Saturday, March 15, 2008

Reverend Right

So I did a little reading up on this Reverend Jeremiah Wright. More specifically, I read up on his theology.
Black liberation theology appears to be a child of an effort launched in Mexico in the 1960's to pressure the Catholic church into a less autonomous, more empathetic philosophy.
And, indirectly, this appears to be an extension of the social gospel.
This is Christianity as a political movement, a societal revolution.
Seems that maybe the people who would've forcefully coronated Jesus as king of a political revolution were right after all and Jesus was just being a little timid or perhaps too heavenly minded to be of any earthly good when He removed Himself from their efforts.

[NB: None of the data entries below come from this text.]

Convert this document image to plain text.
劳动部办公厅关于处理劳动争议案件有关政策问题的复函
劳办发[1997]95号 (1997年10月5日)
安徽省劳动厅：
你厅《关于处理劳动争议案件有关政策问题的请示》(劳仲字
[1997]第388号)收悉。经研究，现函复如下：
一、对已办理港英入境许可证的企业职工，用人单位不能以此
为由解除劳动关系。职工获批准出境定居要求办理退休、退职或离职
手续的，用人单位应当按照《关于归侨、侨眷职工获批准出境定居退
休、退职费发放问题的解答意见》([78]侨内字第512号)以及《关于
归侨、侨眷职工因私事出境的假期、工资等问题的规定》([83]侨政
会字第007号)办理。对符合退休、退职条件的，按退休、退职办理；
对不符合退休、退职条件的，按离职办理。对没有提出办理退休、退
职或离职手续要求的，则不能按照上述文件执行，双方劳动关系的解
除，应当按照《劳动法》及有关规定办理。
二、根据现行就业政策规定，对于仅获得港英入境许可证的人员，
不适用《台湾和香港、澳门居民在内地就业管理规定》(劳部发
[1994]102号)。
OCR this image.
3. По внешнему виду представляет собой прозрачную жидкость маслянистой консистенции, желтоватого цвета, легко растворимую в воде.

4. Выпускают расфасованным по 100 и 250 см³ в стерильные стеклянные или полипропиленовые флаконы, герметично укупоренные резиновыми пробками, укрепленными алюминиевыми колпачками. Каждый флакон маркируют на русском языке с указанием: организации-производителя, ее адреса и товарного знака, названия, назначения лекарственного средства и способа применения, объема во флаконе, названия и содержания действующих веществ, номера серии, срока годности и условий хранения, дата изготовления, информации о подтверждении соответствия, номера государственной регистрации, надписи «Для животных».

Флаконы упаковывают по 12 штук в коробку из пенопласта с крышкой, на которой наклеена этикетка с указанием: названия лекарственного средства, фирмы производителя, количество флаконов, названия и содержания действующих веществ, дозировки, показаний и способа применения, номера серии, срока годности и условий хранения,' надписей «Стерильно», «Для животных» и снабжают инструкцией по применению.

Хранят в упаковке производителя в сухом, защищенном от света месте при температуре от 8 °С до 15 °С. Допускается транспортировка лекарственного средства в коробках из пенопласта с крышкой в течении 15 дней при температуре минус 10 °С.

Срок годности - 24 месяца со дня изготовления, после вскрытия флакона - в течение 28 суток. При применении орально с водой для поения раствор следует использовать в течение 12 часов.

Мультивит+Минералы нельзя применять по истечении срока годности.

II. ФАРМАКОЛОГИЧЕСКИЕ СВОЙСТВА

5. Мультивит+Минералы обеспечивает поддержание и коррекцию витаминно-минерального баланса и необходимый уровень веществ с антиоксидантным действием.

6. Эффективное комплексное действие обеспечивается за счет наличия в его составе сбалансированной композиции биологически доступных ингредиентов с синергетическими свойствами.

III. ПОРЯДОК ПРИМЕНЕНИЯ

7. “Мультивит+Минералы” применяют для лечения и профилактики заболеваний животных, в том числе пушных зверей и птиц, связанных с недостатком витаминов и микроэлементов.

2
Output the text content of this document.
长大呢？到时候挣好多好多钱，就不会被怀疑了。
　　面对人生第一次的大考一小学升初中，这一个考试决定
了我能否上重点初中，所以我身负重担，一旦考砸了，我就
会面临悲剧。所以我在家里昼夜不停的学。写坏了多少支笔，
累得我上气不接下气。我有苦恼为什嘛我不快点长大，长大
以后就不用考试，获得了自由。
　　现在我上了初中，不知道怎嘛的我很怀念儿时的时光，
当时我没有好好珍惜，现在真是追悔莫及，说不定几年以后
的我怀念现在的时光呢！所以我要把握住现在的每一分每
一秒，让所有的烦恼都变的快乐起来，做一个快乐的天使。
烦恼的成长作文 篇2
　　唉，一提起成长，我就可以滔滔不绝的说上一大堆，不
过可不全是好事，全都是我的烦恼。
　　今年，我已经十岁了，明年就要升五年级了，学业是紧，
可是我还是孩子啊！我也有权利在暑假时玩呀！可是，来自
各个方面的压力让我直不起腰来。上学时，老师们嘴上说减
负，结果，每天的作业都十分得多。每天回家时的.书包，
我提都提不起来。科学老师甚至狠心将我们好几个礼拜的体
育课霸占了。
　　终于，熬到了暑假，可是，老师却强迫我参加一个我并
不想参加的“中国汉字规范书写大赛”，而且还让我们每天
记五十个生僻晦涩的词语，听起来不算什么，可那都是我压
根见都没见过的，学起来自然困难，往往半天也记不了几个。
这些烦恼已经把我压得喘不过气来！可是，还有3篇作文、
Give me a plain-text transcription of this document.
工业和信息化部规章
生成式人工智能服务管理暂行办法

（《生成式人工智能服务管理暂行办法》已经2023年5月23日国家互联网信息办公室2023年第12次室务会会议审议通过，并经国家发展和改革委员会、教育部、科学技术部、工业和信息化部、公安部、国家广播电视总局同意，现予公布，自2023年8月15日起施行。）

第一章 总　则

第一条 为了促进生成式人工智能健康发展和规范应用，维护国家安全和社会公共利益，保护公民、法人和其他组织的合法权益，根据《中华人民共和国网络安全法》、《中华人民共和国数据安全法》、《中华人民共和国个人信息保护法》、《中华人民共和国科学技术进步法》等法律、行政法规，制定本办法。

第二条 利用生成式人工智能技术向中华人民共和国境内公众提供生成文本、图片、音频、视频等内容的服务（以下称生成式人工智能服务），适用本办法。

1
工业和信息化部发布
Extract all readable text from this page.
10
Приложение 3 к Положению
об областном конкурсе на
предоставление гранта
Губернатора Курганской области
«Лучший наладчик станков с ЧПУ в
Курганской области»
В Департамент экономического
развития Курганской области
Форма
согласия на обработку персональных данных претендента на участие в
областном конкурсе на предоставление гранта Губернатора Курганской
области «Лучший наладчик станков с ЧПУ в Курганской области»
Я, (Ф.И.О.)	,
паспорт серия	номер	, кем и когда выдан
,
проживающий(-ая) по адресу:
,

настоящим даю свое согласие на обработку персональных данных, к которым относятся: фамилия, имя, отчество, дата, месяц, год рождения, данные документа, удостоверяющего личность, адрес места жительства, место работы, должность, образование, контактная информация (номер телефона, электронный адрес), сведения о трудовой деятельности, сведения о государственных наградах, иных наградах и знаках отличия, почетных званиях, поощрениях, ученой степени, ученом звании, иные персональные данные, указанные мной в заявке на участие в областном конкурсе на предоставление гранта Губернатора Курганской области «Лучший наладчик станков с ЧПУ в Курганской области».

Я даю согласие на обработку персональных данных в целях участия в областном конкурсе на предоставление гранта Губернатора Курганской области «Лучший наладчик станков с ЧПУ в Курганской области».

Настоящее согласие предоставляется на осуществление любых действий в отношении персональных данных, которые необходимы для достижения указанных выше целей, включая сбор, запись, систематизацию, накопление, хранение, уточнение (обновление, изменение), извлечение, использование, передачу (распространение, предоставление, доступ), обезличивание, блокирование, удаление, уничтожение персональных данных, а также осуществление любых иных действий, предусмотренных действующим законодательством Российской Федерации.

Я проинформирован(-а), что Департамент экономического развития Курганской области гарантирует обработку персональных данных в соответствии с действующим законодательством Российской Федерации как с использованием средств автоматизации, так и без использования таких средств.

Wright's shock talk isn't as tiring as his theologian role.
What is it, insecurity, immaturity, that paints a black face on Christ, or a white, Asian, Hispanic face?
It's not uncommon to hijack Jesus and crown Him as king of your agenda. It's Christianity extrapolated from humanism. Or, the reverse.
It is an effort to make the One who demanded you forget self the advocate of your self-interests.
It is an off-center portrait of Christ. He is fuzzy in the right foreground and the focus is on anything but Him.
He said, "The poor you have with you always."
What did that mean? Forget 'em?
More like, "Look at Me first. Focus on Me with all your soul and your priorities will realign the way I want them."
Social injustice grieves Jesus, almost as much as self-centerdness.
The one thing our Lord demands above all else is that we accept Him as the Creator of our desires and aims, and not attempt to re-create Him as the adjudicator of our interests.